The oil industry has warned the government of supply chain disruption and increase in oil sector’s circular debt if it maintained product rates despite rising international prices.
“Based on the critical condition of the industry and increasing trend in POL prices, we urge you to ensure that no further petroleum differential claim (PDC) is imposed on the industry as it will have an unmanageable impact on the cash flows of the industry and may also lead to catastrophic disruption in the POL supply chain,” said the Oil Companies Advisory Council (OCAC) — an umbrella organisation of more than two dozen oil refineries and marketing companies.
In fortnightly oil price review due on January 31, the prime minister rejected a proposal of the ministry of energy to increase petrol and HSD prices by Rs11 and Rs14 per liter to pass on the impact of international prices to consumers. In doing so, the government abolished general sales tax on key petroleum products, including petrol, high speed diesel (HSD), kerosene and light diesel oil (LDO) and reduced petroleum levy (PL) by Rs4.90 per liter on petrol and Rs4.13 per liter on HSD.
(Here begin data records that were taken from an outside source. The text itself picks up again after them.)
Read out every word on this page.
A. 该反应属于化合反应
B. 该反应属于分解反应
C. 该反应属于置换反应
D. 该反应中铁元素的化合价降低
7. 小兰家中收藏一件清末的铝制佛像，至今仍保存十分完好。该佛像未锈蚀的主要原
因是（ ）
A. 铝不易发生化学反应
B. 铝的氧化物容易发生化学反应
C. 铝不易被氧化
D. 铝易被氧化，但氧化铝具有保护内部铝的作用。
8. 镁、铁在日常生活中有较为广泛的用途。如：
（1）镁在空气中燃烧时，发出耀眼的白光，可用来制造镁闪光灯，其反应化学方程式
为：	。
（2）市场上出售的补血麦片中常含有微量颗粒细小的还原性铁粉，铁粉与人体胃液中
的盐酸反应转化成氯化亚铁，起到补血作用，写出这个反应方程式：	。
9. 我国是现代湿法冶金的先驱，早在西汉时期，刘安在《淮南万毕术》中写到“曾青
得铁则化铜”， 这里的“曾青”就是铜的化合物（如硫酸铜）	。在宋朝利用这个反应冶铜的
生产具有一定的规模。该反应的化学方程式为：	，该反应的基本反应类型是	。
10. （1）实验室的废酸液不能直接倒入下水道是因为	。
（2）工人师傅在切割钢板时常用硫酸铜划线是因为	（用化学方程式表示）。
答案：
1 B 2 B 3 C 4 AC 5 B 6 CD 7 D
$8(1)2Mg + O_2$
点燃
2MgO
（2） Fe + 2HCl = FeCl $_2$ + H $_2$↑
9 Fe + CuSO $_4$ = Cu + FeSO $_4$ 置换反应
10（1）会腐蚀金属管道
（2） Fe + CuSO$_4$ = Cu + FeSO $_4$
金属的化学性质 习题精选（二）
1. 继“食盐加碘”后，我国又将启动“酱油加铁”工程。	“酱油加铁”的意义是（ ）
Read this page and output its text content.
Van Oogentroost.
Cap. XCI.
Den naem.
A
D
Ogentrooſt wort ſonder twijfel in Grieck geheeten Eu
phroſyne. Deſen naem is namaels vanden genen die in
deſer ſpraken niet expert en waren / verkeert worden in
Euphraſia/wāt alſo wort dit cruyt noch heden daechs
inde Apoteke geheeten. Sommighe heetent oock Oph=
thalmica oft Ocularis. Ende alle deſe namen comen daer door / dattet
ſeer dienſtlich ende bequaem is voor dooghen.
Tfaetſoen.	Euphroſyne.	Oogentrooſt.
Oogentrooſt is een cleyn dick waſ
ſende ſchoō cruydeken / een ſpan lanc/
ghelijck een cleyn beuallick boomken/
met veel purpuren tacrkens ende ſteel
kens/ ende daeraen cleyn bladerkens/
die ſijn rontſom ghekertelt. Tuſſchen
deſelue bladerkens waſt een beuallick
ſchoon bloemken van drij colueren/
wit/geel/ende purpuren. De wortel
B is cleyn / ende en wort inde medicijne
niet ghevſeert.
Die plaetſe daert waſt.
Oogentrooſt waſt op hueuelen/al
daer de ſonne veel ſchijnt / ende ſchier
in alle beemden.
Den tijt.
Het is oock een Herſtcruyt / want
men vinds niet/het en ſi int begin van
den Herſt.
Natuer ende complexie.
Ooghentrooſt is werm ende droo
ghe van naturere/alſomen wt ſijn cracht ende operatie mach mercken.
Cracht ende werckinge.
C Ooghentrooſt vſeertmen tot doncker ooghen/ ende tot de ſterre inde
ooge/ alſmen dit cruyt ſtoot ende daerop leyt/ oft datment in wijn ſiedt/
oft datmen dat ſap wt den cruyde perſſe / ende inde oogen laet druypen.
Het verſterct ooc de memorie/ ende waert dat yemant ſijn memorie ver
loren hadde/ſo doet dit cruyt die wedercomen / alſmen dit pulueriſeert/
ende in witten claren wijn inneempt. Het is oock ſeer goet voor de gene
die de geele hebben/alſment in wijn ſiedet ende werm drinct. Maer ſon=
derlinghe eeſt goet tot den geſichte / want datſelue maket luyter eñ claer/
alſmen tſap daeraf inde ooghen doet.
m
At present, there is not GST on all these products while PL stands at Rs13.92per liter on petrol and Rs9.30 per liter on HSD. The PL on kerosene and LDO now stands at Re1 and Rs5.5 per litre, respectively. This is despite the fact that the government had given a commitment to the International Monetary Fund (IMF) to increase PL on petrol and diesel by Rs4 per liter every month until it reached a maximum permissible limit of Rs30 per litre.